As a soloist, he sang works by Monteverdi, Vivaldi, Bach, Händel, Pergolesi, Mozart (among others, Requiem, at the CCB Grand Auditorium), Haydn, Mendelssohn, Beethoven, Rossini, Saint-Saëns, Bruckner, Vaughan Williams, Honegger, Stockhausen. and Louis Andriessen (under the 26th Gulbenkian Encounters of Contemporary Music). She played Pastore in the opera L'Orfeo de Monteverdi, Joaz in the opera of the same name as Benedetto Marcello, Fatima in the opera Zaira de Marcos Portugal (modern premiere at the Gulbenkian Foundation Grand Auditorium), Strawberry Woman in the Porgy and Bess de Gershwin, and Mrs. Noye at Britten's Noye's Fludde opera. He performed with the Gulbenkian Orchestra at the Festival ao Largo (initiative of the São Carlos National Theater) performing El Amor Brujo by Manuel de Falla. In recital, he performed with pianists Helena Rodrigues, João Crisóstomo and Nicholas McNair.

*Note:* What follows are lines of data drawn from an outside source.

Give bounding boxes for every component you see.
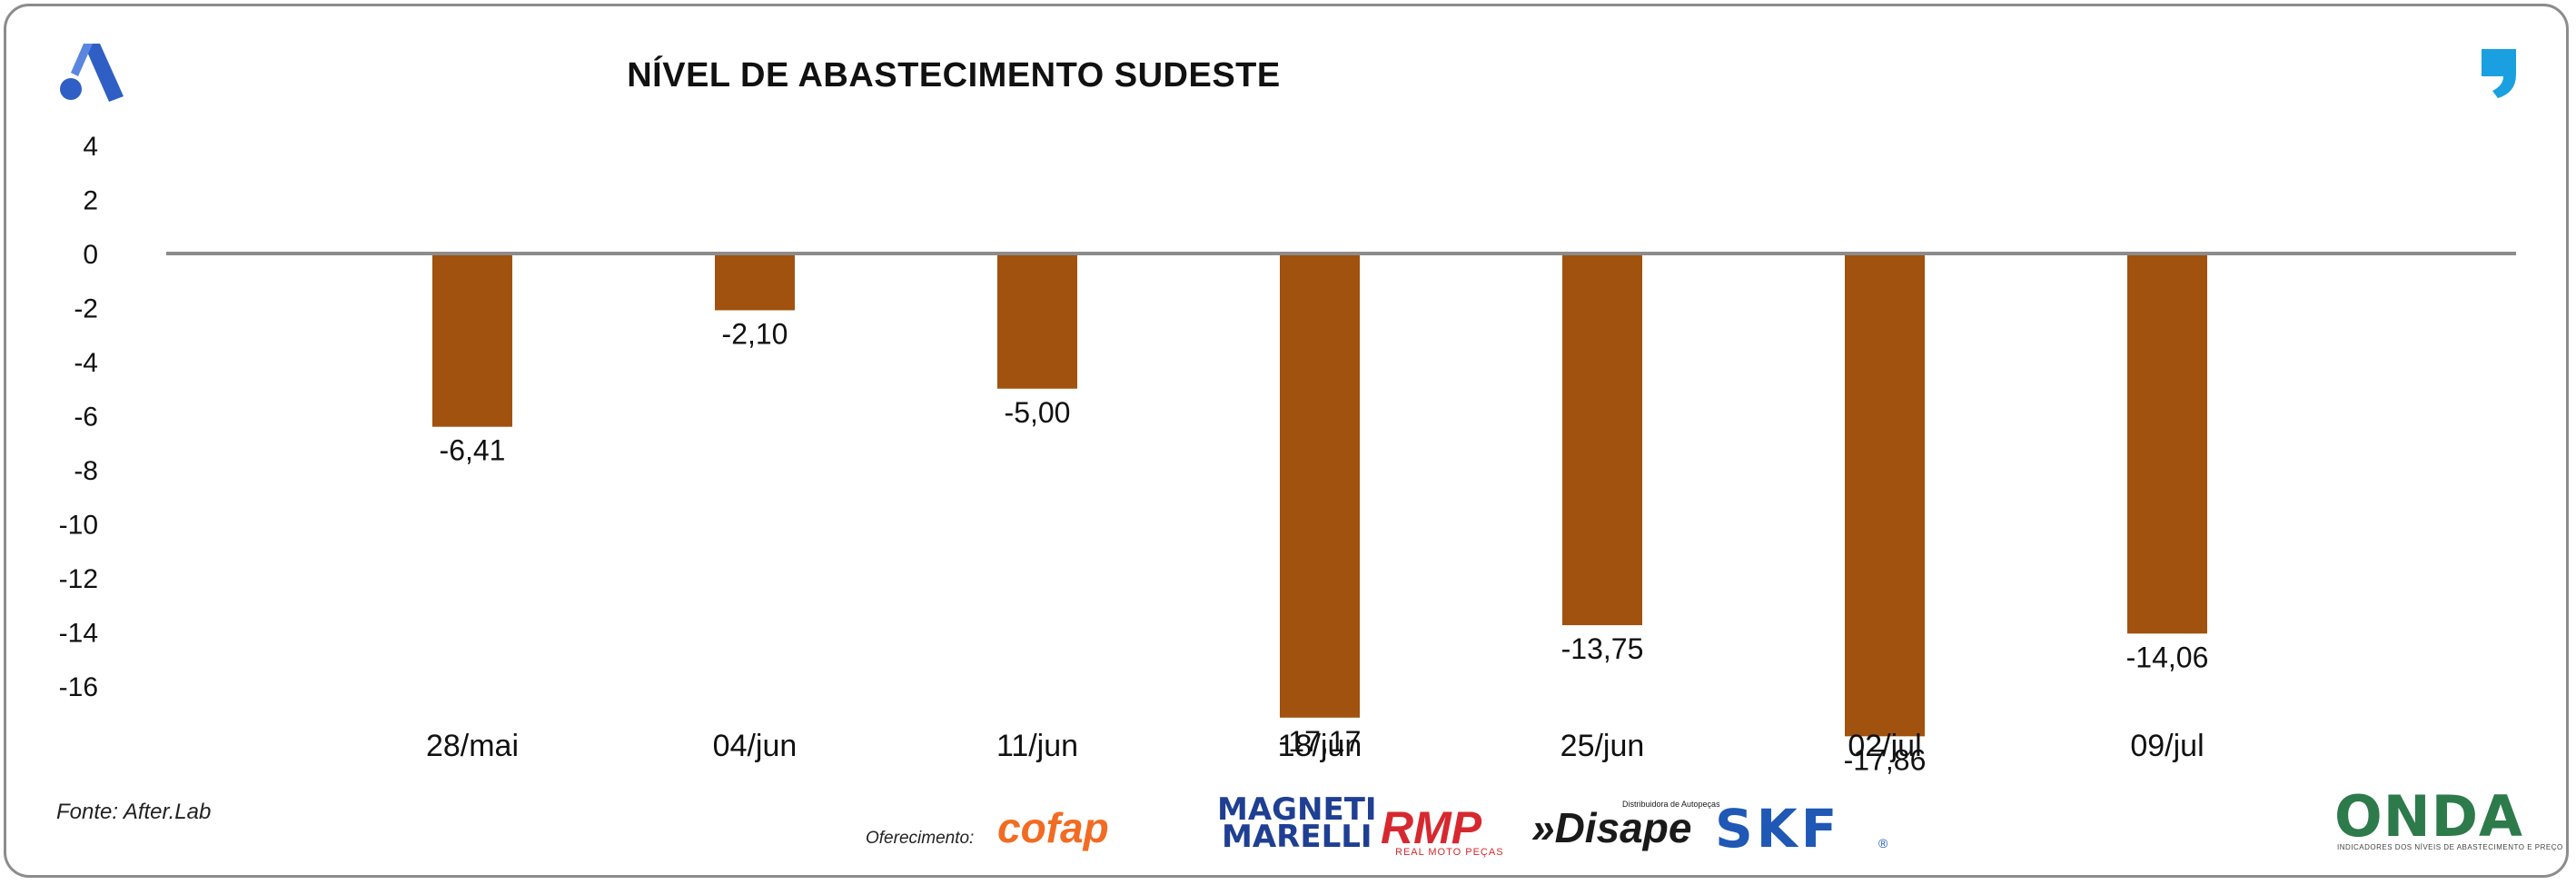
data-label: -2,10	[722, 317, 788, 350]
x-tick-label: 18/jun	[1278, 729, 1362, 763]
y-tick-label: -12	[59, 564, 98, 594]
y-tick-label: 2	[83, 186, 98, 216]
skf-logo: SKF	[1715, 798, 1841, 860]
onda-logo: ONDA	[2334, 783, 2524, 850]
bar	[1845, 255, 1925, 737]
skf-registered-mark: ®	[1878, 836, 1888, 850]
y-tick-label: -4	[74, 348, 98, 378]
x-tick-label: 04/jun	[713, 729, 798, 763]
data-label: -13,75	[1561, 632, 1644, 665]
y-tick-label: -14	[59, 619, 98, 649]
comma-quote-logo-icon	[2482, 49, 2516, 98]
sponsor-label: Oferecimento:	[866, 829, 975, 848]
rmp-subtitle: REAL MOTO PEÇAS	[1395, 847, 1504, 858]
magneti-marelli-logo: MAGNETI MARELLI	[1217, 791, 1377, 855]
x-tick-label: 28/mai	[426, 729, 519, 763]
bar	[1562, 255, 1642, 626]
onda-subtitle: INDICADORES DOS NÍVEIS DE ABASTECIMENTO …	[2337, 843, 2563, 851]
y-tick-label: 4	[83, 132, 98, 162]
x-tick-label: 25/jun	[1560, 729, 1645, 763]
data-labels: -6,41 -2,10 -5,00 -17,17 -13,75 -17,86 -14,06	[440, 317, 2209, 776]
y-tick-label: -16	[59, 672, 98, 702]
x-tick-label: 11/jun	[996, 729, 1078, 763]
x-axis-labels: 28/mai 04/jun 11/jun 18/jun 25/jun 02/jul 09/j…	[426, 729, 2204, 763]
bar	[715, 255, 795, 311]
bar	[1280, 255, 1360, 718]
y-tick-label: 0	[83, 240, 98, 270]
magneti-line1: MAGNETI	[1217, 791, 1377, 828]
bar	[2127, 255, 2207, 634]
x-tick-label: 09/jul	[2130, 729, 2204, 763]
data-label: -6,41	[440, 434, 506, 467]
data-label: -5,00	[1005, 396, 1071, 429]
y-tick-label: -6	[74, 403, 98, 433]
disape-logo: »Disape	[1531, 804, 1692, 851]
data-label: -17,17	[1279, 725, 1362, 758]
y-tick-label: -8	[74, 456, 98, 486]
data-label: -14,06	[2126, 641, 2209, 673]
y-tick-label: -2	[74, 294, 98, 324]
cofap-logo: cofap	[997, 804, 1109, 851]
bar	[997, 255, 1077, 389]
source-note: Fonte: After.Lab	[56, 800, 212, 824]
chart-title: NÍVEL DE ABASTECIMENTO SUDESTE	[627, 56, 1281, 94]
bar	[432, 255, 512, 427]
bars	[432, 255, 2207, 737]
y-axis-ticks: 4 2 0 -2 -4 -6 -8 -10 -12 -14 -16	[59, 132, 98, 702]
data-label: -17,86	[1844, 743, 1927, 776]
after-lab-a-logo-icon	[60, 44, 124, 102]
rmp-logo: RMP	[1381, 802, 1482, 853]
y-tick-label: -10	[59, 511, 98, 541]
disape-subtitle: Distribuidora de Autopeças	[1622, 800, 1720, 809]
x-tick-label: 02/jul	[1848, 729, 1921, 763]
magneti-line2: MARELLI	[1222, 819, 1372, 855]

He is a founding member of the vocal group Voces Caelestes. Collaborates regularly with the vocal group Officium and the Gulbenkian Choir. As a soloist, she participated in the CD A Chapel of King Magnânimo for the PortugalSom label, with music by Francisco António de Almeida and Domenico Scarlatti. As part of his collaboration with the group Vozes Alfonsinas, specializing in the medieval and renaissance repertoire, he recorded the CD O Tempo dos Trovadores, published by PortugalSom. He also performs as a soloist on the 17th Century CD Vilancicos Negros (Choir Gulbenkian, directed by Maestro Jorge Matta), released by Portugaler. Parallel to his artistic work, he develops intense activity in the field of voice pedagogy.

Nicholas McNair

Nicholas McNair - Teacher at ESML since 1988. Teaches UCs ​​Singing Repertoire, Corruption, Sheet Music Reading, Harmonization and Piano Improvisation, Organ Improvisation, Auditory Training for Singers, and Instrumental Improvisation Group (option). Member of the Canterbury Cathedral Choir (head 1964), studied piano, organ and composition, having diplomas from the Royal College of Organists and Royal College of Music (London), and a Master of Arts degree from Cambridge University.

Fernando Pérez Valera

Fernando Pérez Valera is a player of different historic wind instruments (cornet, sackbut, shawm, dulcian, recorder, crumhorn, etc... in fact, wind renaissance instruments.). Since 1998 he co-founded the ministrels Ensemble La Danserye, playing around Spain, and other countries in Europe and South America developing mainly revisiting programs of hispanoamerican musical repertoire, some of which have been recorded. Since 2013 he is co-founder of Capella Prolationum.

Paulo Lourenço

PhD in Choral Conducting by the University of Cincinatti. At Present he is a Professor at Escola Superior de Música de Lisboa where he coordinates the Master’s degree in Choral Conducting. He is Assistant Conductor of Gulbenkian Choir. He is very often invited by Universities and other Institutions from America, Asia and Portugal to coordinate Master-Classes and Conferences when he spreads Portuguese music and composers. He has been presented in several countries as invited conductor or with his own groups all around Europe, America and Asia.

Sónia Duarte

Sónia da Silva Duarte is doing a PhD in Art History about Music Iconography in Portugal with the title «Images of Music in Baroque Portuguese Paintings in Portugal (1600-1750)», University of Lisboa. This doctoral project was awarded a research Grant of Fundação para a Ciência e Tecnologia. She works simultaneously as a researcher of ARTIS – Instituto de História da Arte, as a researcher of CESEM – Centro de Estudos de Sociologia e Estética Musical and with the department of Musicology of Universidad Complutense de Madrid in the inventory and study of images of Saint Cecilia in Portugal and Spain. She also holds a Master in Musicology about Music Iconography in Renaissance Portuguese Paintings (2012).